Pop 89: A Good Visitor
By Madonna Hamel
I just got an offer to upgrade my internet for “faster service.” How fast does it need to be? How much faster can life get before it blows a gasket? Speed has already proven detrimental to our health and well-being. Do we really need to get onto the internet to get outraged, indignant and disgusted faster? And what are we neglecting by giving over time and energy to the screen?
Getting lost in the Internet, THE addiction of the century, is a false connector. It’s robbing us of connection with living breathing family, friends and neighbours. I have come to the conclusion that, while I learn lots through handy tutorials and lectures on YouTube, my noisy stuffed brain never gets enough. And before I know it, the countdown on the screen is over, and I’m hooked into the next video.
Our relationships are suffering. When I lived in the big city, I witnessed busy women friends pencilling in “a roll in the hay” like it was a dental appointment. What happened to courting? To dating? To “getting to know you, getting to know all about you?” To visiting?
How did mating and mingling fall victim to our obsession with speed and efficiency? And, how is it there’s even such a thing as speed dating? And, if dating is just another chore to get out of the way, how on earth will we value the riches, struggles and joys that come from companionship and a lifelong partnership?
Speed is not the solution, but the problem. We expect everything yesterday, as the hackneyed expression goes. Speed also encourages superficiality. There’s always something to “check out” to move on from. We “surf” the net. We skip across the surface of life, taking passing glances, like a stone on water.
(How many of us have ever actually body-surfed, I wonder. Or even know how to skip stones. Both activities require time to learn but come with the full-bodied reward of having achieved a physical skill. What glee!)
We are not prepared for the incremental losses and gains, changes and challenges that come with long-term healing when we are smote by sickness, injury or, as in my brother’s case, a stroke. I don’t say “if”, I say but “when”. Because if we are fortunate enough to live into old age, those things will come.
Not only is it a shock to wake up one day realizing you can’t do the things you did just the day before, but you have to go through the long process of accepting the reality that you may never do them again. As it is, if you’re lucky, you won’t be doing them for a year or two. You can’t hurry healing. Recovery teaches us patience. We have to move slowly.
Before I moved to Val Marie, I was a radio-writer broadcaster. I worked mostly in Quebec City and Toronto but also in Windsor and Kelowna. There is a saying in journalism: “You are only as good as your next piece.” Not only were we encouraged to hustle to get to the “scene of the crime,” but we were encouraged to write, clip and file our stories within mere seconds of going on air.
Then, thanks to a series of failed romances and the selling of the family home, I found myself homeless. I came to Val Marie as a guest at the Convent Inn. I would slow down and spend my days in the quiet of the former chapel, writing about just these concerns. Settling down into a territory where humans are at the mercy of weather, crops and animals and are forced to move at the pace of nature, not their own whims and disjointed agendas, my own unnatural propensity to rush was made clear to me.

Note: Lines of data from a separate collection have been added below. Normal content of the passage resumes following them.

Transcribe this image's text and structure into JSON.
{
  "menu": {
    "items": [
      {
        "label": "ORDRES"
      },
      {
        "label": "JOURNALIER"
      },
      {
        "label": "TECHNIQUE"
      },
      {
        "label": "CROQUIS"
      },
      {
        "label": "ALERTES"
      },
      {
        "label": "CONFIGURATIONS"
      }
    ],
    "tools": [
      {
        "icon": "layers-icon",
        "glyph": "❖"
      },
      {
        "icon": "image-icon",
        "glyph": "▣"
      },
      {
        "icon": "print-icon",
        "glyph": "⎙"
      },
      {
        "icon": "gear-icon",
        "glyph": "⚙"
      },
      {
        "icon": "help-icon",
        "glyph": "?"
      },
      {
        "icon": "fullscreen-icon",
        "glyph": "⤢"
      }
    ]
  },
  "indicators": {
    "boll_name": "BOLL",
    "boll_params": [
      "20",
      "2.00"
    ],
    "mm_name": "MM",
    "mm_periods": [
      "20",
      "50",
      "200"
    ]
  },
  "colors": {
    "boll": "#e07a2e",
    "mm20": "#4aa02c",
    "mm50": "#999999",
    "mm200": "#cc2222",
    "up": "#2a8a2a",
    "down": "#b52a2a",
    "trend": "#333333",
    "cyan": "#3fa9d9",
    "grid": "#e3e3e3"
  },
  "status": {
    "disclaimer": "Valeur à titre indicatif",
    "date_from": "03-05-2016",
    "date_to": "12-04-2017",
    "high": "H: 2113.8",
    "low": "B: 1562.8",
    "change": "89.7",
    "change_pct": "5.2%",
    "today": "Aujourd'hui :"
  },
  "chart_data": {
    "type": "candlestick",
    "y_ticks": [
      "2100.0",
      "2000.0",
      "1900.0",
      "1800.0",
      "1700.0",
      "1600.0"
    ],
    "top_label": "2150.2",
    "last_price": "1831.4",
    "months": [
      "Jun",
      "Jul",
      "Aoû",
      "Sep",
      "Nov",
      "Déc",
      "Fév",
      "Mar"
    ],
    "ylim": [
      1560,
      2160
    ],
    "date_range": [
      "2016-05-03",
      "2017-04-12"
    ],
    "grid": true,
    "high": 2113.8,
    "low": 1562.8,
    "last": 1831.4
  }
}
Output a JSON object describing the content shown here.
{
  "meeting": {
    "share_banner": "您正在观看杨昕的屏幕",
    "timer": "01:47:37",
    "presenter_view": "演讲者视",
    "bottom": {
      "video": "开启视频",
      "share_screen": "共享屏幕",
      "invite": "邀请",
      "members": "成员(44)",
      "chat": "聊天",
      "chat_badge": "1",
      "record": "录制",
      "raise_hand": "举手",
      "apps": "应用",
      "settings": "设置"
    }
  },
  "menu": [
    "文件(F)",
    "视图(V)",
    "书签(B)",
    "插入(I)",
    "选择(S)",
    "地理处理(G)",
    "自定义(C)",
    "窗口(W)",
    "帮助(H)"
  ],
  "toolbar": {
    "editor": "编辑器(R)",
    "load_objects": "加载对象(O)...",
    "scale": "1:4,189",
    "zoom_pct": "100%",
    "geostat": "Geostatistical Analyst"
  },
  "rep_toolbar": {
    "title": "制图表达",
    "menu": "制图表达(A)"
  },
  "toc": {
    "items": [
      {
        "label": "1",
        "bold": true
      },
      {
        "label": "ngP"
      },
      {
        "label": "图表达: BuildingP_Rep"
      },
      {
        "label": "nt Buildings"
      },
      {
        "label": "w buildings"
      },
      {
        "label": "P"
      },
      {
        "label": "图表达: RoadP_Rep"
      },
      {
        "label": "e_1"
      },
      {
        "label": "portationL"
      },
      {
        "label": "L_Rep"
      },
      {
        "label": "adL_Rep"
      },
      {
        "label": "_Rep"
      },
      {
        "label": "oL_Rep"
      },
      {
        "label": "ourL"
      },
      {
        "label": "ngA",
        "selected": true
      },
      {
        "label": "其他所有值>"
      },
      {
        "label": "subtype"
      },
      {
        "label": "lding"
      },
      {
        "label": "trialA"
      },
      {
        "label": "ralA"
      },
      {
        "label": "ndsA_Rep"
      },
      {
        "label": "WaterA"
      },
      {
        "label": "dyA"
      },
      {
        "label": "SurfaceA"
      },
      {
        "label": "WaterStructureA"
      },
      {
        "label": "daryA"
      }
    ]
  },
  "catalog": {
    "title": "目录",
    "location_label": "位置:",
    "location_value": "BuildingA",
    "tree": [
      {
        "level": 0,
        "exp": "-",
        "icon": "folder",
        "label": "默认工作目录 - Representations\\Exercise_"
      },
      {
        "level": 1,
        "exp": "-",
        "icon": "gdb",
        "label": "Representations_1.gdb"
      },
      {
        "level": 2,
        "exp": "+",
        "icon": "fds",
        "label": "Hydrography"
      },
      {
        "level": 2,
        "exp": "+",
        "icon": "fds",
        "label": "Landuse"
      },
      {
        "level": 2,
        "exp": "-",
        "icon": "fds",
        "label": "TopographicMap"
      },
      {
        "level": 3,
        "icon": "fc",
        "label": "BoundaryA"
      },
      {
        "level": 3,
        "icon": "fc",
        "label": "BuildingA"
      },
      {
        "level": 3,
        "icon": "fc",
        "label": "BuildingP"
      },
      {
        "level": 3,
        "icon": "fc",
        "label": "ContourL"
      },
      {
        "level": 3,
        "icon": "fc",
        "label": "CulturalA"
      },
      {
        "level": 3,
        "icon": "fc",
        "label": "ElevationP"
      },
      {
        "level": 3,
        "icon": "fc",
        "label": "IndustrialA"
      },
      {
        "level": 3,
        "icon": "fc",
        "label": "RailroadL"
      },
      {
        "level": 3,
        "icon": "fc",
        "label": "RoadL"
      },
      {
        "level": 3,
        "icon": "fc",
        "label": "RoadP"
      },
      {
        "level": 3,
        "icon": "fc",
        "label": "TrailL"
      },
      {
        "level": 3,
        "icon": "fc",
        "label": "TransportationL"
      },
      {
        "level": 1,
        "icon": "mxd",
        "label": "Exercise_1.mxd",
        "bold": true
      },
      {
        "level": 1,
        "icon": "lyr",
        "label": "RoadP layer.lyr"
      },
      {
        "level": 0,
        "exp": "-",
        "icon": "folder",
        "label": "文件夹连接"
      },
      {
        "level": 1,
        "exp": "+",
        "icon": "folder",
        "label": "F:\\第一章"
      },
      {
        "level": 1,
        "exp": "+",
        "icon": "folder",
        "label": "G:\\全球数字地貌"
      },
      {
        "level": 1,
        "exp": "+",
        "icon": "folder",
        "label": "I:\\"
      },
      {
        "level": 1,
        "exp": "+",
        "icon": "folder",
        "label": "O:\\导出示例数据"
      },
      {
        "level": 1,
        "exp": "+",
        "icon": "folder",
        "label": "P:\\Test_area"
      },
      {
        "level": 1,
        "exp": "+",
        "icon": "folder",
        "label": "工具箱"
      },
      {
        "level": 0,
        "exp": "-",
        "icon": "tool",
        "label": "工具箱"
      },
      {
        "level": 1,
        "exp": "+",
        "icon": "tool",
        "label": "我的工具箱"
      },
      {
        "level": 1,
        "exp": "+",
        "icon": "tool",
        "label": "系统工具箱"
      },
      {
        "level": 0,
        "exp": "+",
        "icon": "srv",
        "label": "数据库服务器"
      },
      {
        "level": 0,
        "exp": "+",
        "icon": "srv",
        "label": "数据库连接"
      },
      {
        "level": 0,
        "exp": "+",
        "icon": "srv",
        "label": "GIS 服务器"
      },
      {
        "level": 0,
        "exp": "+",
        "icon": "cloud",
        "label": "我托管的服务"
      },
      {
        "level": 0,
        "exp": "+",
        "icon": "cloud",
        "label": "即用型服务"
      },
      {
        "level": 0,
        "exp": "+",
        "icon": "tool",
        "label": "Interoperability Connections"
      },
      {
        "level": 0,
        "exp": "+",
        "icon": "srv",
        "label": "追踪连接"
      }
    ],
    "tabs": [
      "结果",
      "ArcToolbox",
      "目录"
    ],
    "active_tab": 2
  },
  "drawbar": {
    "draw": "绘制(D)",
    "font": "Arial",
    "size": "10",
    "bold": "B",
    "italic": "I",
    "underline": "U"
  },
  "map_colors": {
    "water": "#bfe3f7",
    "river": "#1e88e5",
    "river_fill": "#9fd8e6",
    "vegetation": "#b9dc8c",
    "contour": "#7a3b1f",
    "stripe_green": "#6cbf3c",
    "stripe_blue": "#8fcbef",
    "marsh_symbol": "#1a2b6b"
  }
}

The wilderness is a paradox- spend too much time alone in it, and you begin to cry out for company. Your brain begins to turn on itself, eating itself, as the writer Annie Dillard wrote about her solitary time as a Pilgrim at Tinker Creek. We humans are herd animals; we need to congregate around each other.
But the wilderness is also where the desert monks and nuns of the great Christian mystical tradition went to commune with God, with The Great Reality, with Truth. The wilderness is where we can still go to connect with the sublime and the mystical.
Up until recently, this was strictly a farming and ranching community. But since 2001, when over 900 kilometres of land were sold to create Grasslands National Park, we’ve become a mix of old-timer ranchers, farmers, escape artists (like myself), painters and young science grads working for the Park. And, of course, we must include thousands of tourists from all over the world in search of endless space and silence and darkness.
This also is a family community. When I first moved here, I was asked if I had kids. Sorry, I said, as if I’d committed a misdemeanour. The disappointment was palpable. But, slowly, after 10 years of dancing two-step at the weddings, shedding tears at the funerals, serving burgers at the rodeo, cheering at the bonspiels and borrowing dozens of books a week at the little library, I’ve become part of the larger family.
When I first moved here, George Hayes called out one afternoon when I was passing the Seniors Centre in a hurry. “Come in here and look at this.” He stabbed at a picture with his calloused finger. “That’s your mom’s uncle, Honore Morin,” he said, pointing to a young man in a uniform. “After the war, he came back, got a team of horses, and he’d help people out on their farms. Then he’d stay and visit a while, wouldn’t rush off like people do now. We’d make him something to eat, and then he’d tell us about where he’d been. He might stay the night. He was a good visitor. Nobody knows how to visit anymore.”